Wednesday, March 16, 2011

#15 The Night Beat: A Shadow History of Rock and Roll by Mikal Gilmore

The Barenaked Ladies did a song in the 1990s called "Box Set". In it is buried this tight lyric:

All the people want is what I used to be
When I try to play something new, all they want is 1973.

Imagine my complete surprise when no less a Rock Legend (capitalized) than Mick Jagger throws out this statement during an interview with the author: "Well, the fans want to hear what we were. I mean, if they admit that we have gotten old, they have lost their youth." Gilmore goes on to argue that the Stones reached their apex in the early 1970s (ending with Exile on Main Street) and I could not agree more. But the larger question remains, so what if the Stones have not released a Stones-like album in close to 40 years? Yes, yes, "Mixed Emotions" is not "Start Me Up" which would have been an outtake on Let it Bleed. So what?

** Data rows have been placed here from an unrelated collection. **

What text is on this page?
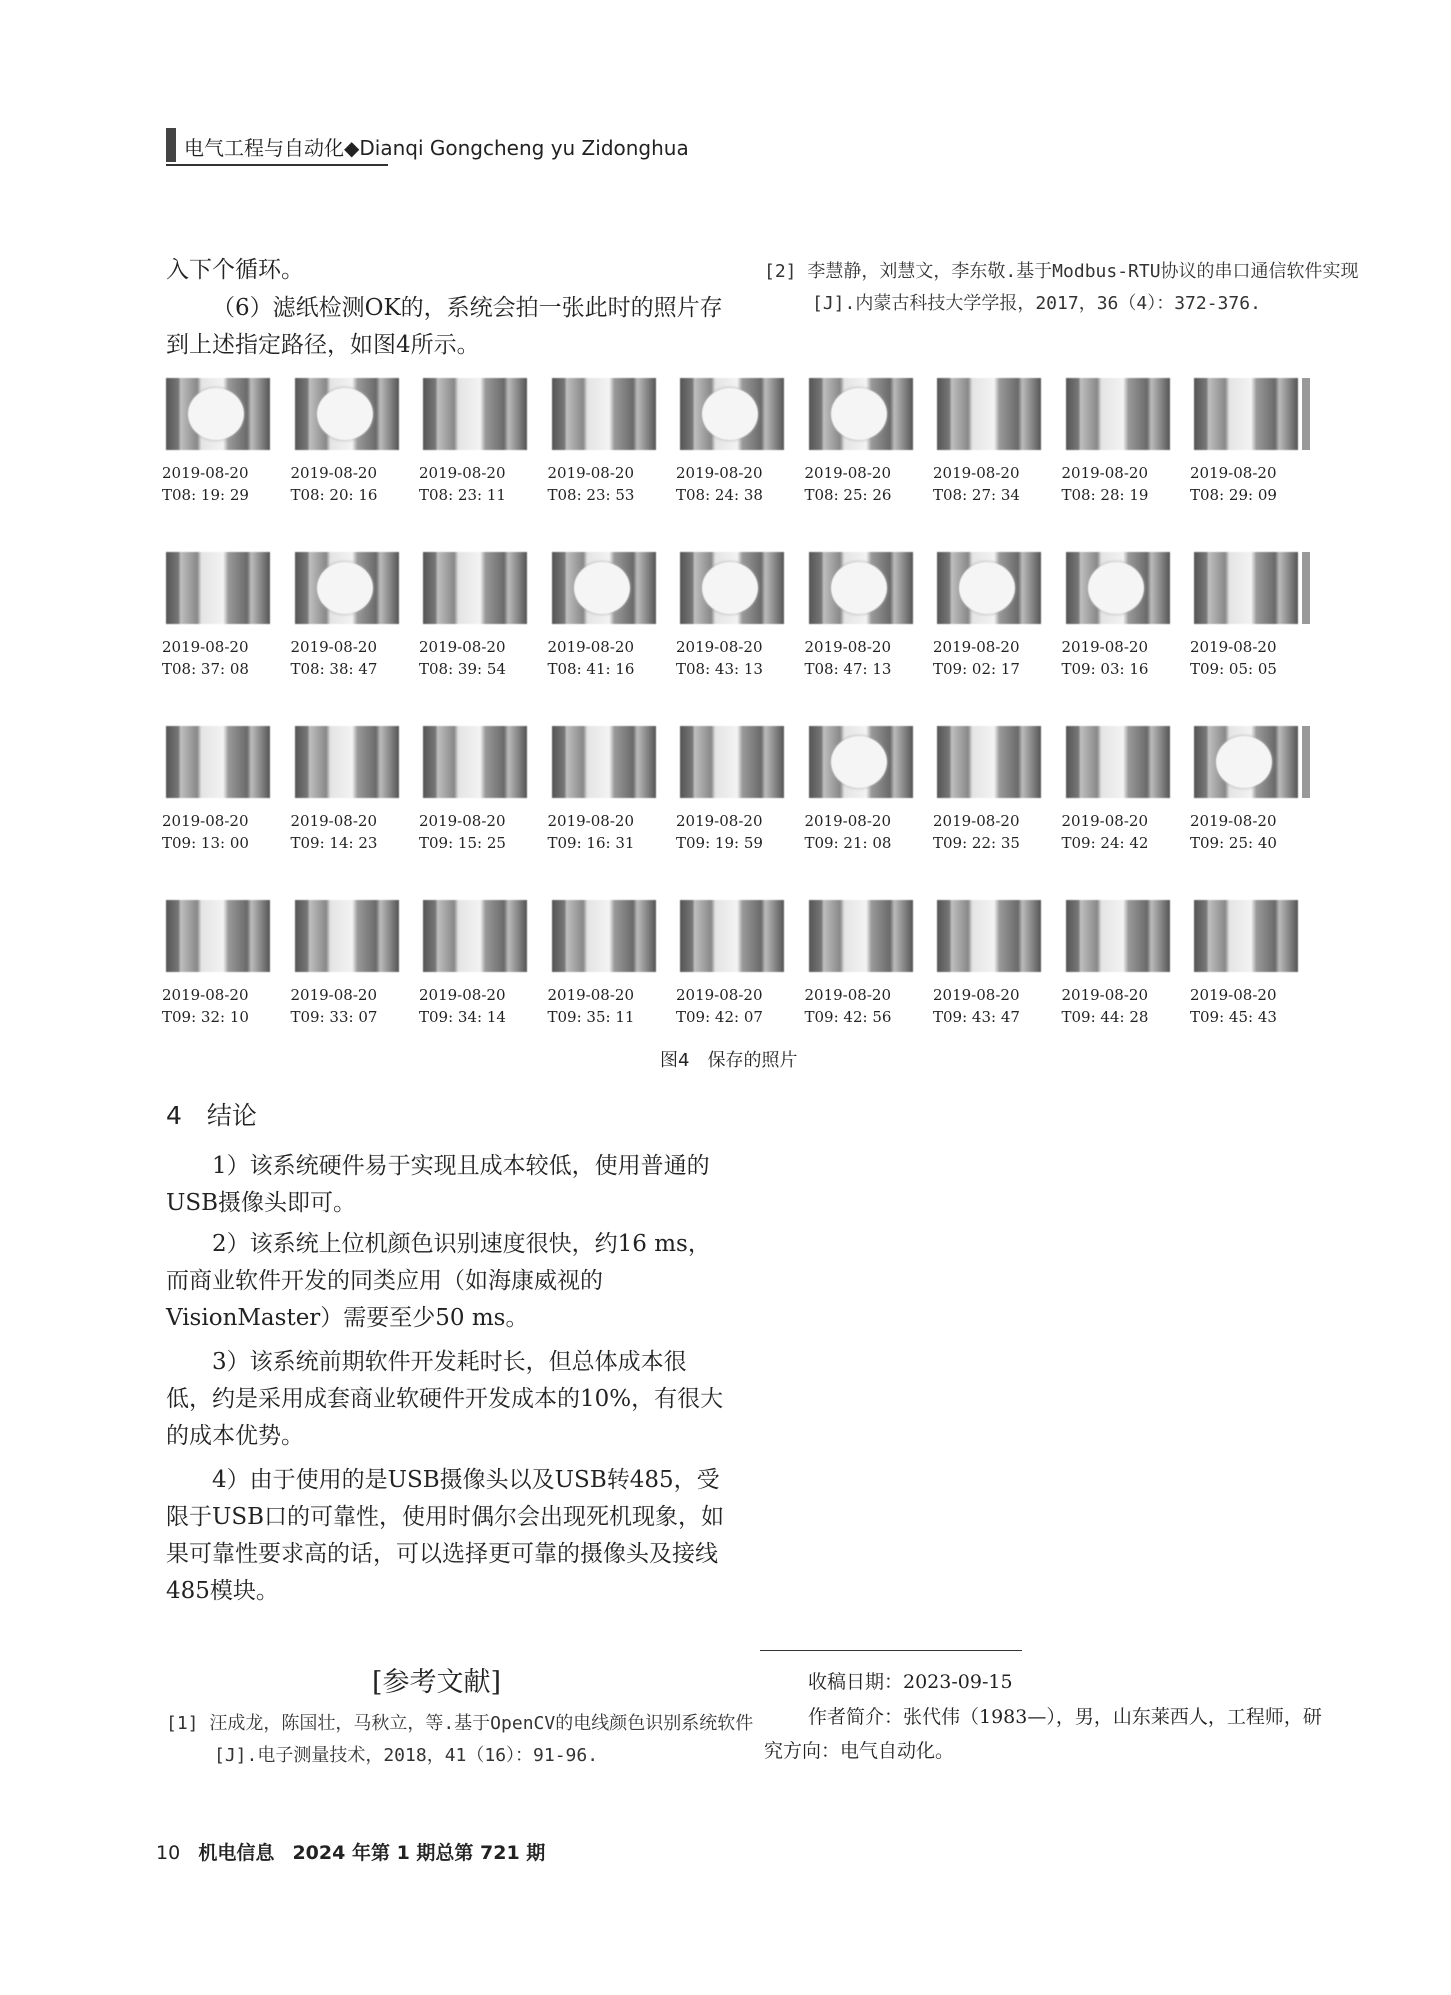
电气工程与自动化◆Dianqi Gongcheng yu Zidonghua
入下个循环。
（6）滤纸检测OK的，系统会拍一张此时的照片存到上述指定路径，如图4所示。
[2] 李慧静，刘慧文，李东敬.基于Modbus-RTU协议的串口通信软件实现[J].内蒙古科技大学学报，2017，36（4）：372-376.
2019-08-20
T08: 19: 29
2019-08-20
T08: 20: 16
2019-08-20
T08: 23: 11
2019-08-20
T08: 23: 53
2019-08-20
T08: 24: 38
2019-08-20
T08: 25: 26
2019-08-20
T08: 27: 34
2019-08-20
T08: 28: 19
2019-08-20
T08: 29: 09
2019-08-20
T08: 37: 08
2019-08-20
T08: 38: 47
2019-08-20
T08: 39: 54
2019-08-20
T08: 41: 16
2019-08-20
T08: 43: 13
2019-08-20
T08: 47: 13
2019-08-20
T09: 02: 17
2019-08-20
T09: 03: 16
2019-08-20
T09: 05: 05
2019-08-20
T09: 13: 00
2019-08-20
T09: 14: 23
2019-08-20
T09: 15: 25
2019-08-20
T09: 16: 31
2019-08-20
T09: 19: 59
2019-08-20
T09: 21: 08
2019-08-20
T09: 22: 35
2019-08-20
T09: 24: 42
2019-08-20
T09: 25: 40
2019-08-20
T09: 32: 10
2019-08-20
T09: 33: 07
2019-08-20
T09: 34: 14
2019-08-20
T09: 35: 11
2019-08-20
T09: 42: 07
2019-08-20
T09: 42: 56
2019-08-20
T09: 43: 47
2019-08-20
T09: 44: 28
2019-08-20
T09: 45: 43
图4　保存的照片
4　结论
1）该系统硬件易于实现且成本较低，使用普通的USB摄像头即可。
2）该系统上位机颜色识别速度很快，约16 ms，而商业软件开发的同类应用（如海康威视的VisionMaster）需要至少50 ms。
3）该系统前期软件开发耗时长，但总体成本很低，约是采用成套商业软硬件开发成本的10%，有很大的成本优势。
4）由于使用的是USB摄像头以及USB转485，受限于USB口的可靠性，使用时偶尔会出现死机现象，如果可靠性要求高的话，可以选择更可靠的摄像头及接线485模块。
[参考文献]
[1] 汪成龙，陈国壮，马秋立，等.基于OpenCV的电线颜色识别系统软件[J].电子测量技术，2018，41（16）：91-96.
收稿日期：2023-09-15
作者简介：张代伟（1983—），男，山东莱西人，工程师，研究方向：电气自动化。
10 机电信息 2024 年第 1 期总第 721 期
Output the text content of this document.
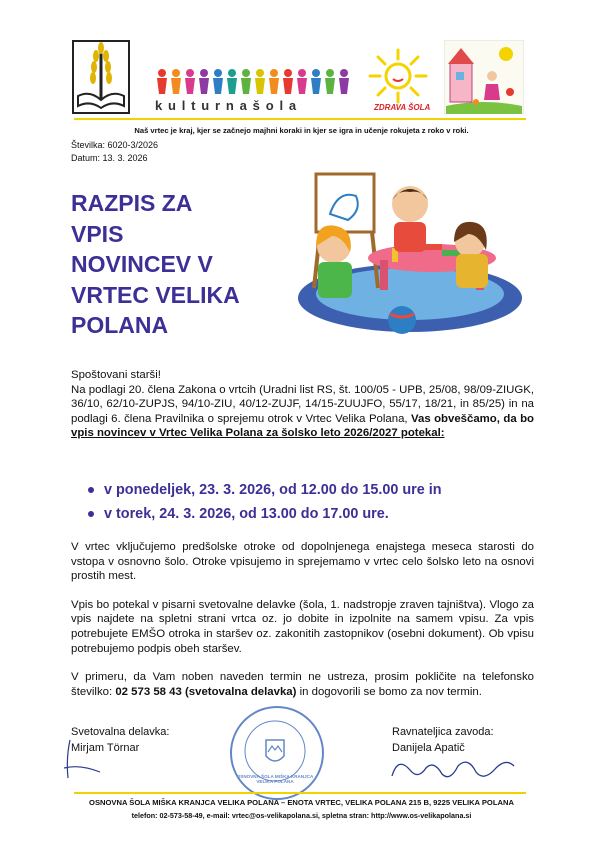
kulturnašola	ZDRAVA ŠOLA
Naš vrtec je kraj, kjer se začnejo majhni koraki in kjer se igra in učenje rokujeta z roko v roki.
Številka: 6020-3/2026
Datum: 13. 3. 2026
RAZPIS ZA
VPIS
NOVINCEV V
VRTEC VELIKA
POLANA

Spoštovani starši!

Na podlagi 20. člena Zakona o vrtcih (Uradni list RS, št. 100/05 - UPB, 25/08, 98/09-ZIUGK, 36/10, 62/10-ZUPJS, 94/10-ZIU, 40/12-ZUJF, 14/15-ZUUJFO, 55/17, 18/21, in 85/25) in na podlagi 6. člena Pravilnika o sprejemu otrok v Vrtec Velika Polana, Vas obveščamo, da bo vpis novincev v Vrtec Velika Polana za šolsko leto 2026/2027 potekal:

v ponedeljek, 23. 3. 2026, od 12.00 do 15.00 ure in
v torek, 24. 3. 2026, od 13.00 do 17.00 ure.

V vrtec vključujemo predšolske otroke od dopolnjenega enajstega meseca starosti do vstopa v osnovno šolo. Otroke vpisujemo in sprejemamo v vrtec celo šolsko leto na osnovi prostih mest.

Vpis bo potekal v pisarni svetovalne delavke (šola, 1. nadstropje zraven tajništva). Vlogo za vpis najdete na spletni strani vrtca oz. jo dobite in izpolnite na samem vpisu. Za vpis potrebujete EMŠO otroka in staršev oz. zakonitih zastopnikov (osebni dokument). Ob vpisu potrebujemo podpis obeh staršev.

V primeru, da Vam noben naveden termin ne ustreza, prosim pokličite na telefonsko številko: 02 573 58 43 (svetovalna delavka) in dogovorili se bomo za nov termin.

Svetovalna delavka:
Mirjam Törnar
OSNOVNA ŠOLA MIŠKA KRANJCA VELIKA POLANA
Ravnateljica zavoda:
Danijela Apatič
OSNOVNA ŠOLA MIŠKA KRANJCA VELIKA POLANA – ENOTA VRTEC, VELIKA POLANA 215 B, 9225 VELIKA POLANA
telefon: 02-573-58-49, e-mail: vrtec@os-velikapolana.si, spletna stran: http://www.os-velikapolana.si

Gilmore has been a feisty rock critic for many years, and the book is a collection of observations, opinion pieces and general thoughts. The objects are quite varied, and I will follow his example in this review. In general, the pieces on the Allman Brothers, The Clash and Van Halen are worth the price of the book.

Bob Dylan
Even in his 60s, the second time Gilmore interviewed him, he seems like a regular guy doing irregular things. My favorite Dylan quote is "I didn't write all those songs, I just wrote them down." He sounds like there is something moving through him; perhaps this is the conversion to Christianity, I don't know. Dylan is not the inveterate dick that he was in the biopic with Blanchette and Ledger; in this text he is in full bloom as an artist talking about his craft.

Lou Reed
In discussing a solo album of his, Gilmore quotes Reed as yelling at the audience "So? What is wrong with tasteless jokes? Fuck you!" In counterpoint to Dylan as "regular guy" artist, Reed sounds like a superdouche. Yes, yes, you wrote "Perfect Day" and hung out with Warhol and the rest, but you have not recorded a decent song since "Love is Chemical." Claim "artistry" and fucking with people above all else; Captain Beefheart and Frank Zappa did that also, better than you and without being assholes. Give me "Trout Mask Replica" over anything that the Underground did. That's right, I said it. Gilmore's interviews give the artists the chance to really speak; when Reed does, it sounds like that whiny jerk off in your high school who claimed he is a 'tortured genius" only to write bad poetry in community college English classes.

Sinead O'Connor
For many reasons, this was one of the best pieces in the book. I have never thought much of O'Connor's music, but I gained a real respect for her in these pages. She is not the preachy ass that I was conditioned to expect. She seems quite surprised to be famous; no less surprised than her producers.

Heavy Metal
Gilmore profiles Dave Mustaine of Megadeth, who is a 24 karat asshole. He is not, however, a sell out. This separates him from the stinky, vomitous, overindulgent mass that is Metallica. The description of fans dancing around bonfires at a concert in Texas is wonderfully written and makes you want to be there.

Van Halen
Three Words: David Lee Fucking Roth. Who else could get away in 1983 with saying "How can you say I don't like women? I LOVE women!" Then there is the groupie that, when asked of her opinion of the band says the normal boilerplate-this-band-is-awesome stuff, and then says "And every single one of these guys knows how to get DOWN!" She then proceeds to get double teamed by Diamond Dave and Alex Van Halen. At the radio station the next day, DLR bestows the "Hotel Award" on Alex, then dry humps a female fan in full view of 300 people on live radio. Such awesomeness was Diamond Dave. For those of you who cared about Van Halen after Sammy Hagar got on board, I direct you to Diver Down or Van Halen II for some real action. When Dave went solo, the soul of Van Halen went with him. The interviews and stories in Gilmore's text bring a very sordid, wish-I-looked-that-good-in-spandex chapter of Reagan's America to life.The pure, unadulterated disco ball like brilliance of Diamond Dave makes you wish he never left. Eddie's take? "Dave understands the entertainment and marketing angle."

The Clash
Joe Strummer gets special mention here; when asked about revolution and what it means, he thinks hard and says simply "it means keep going no matter what". These are words we could all agree with.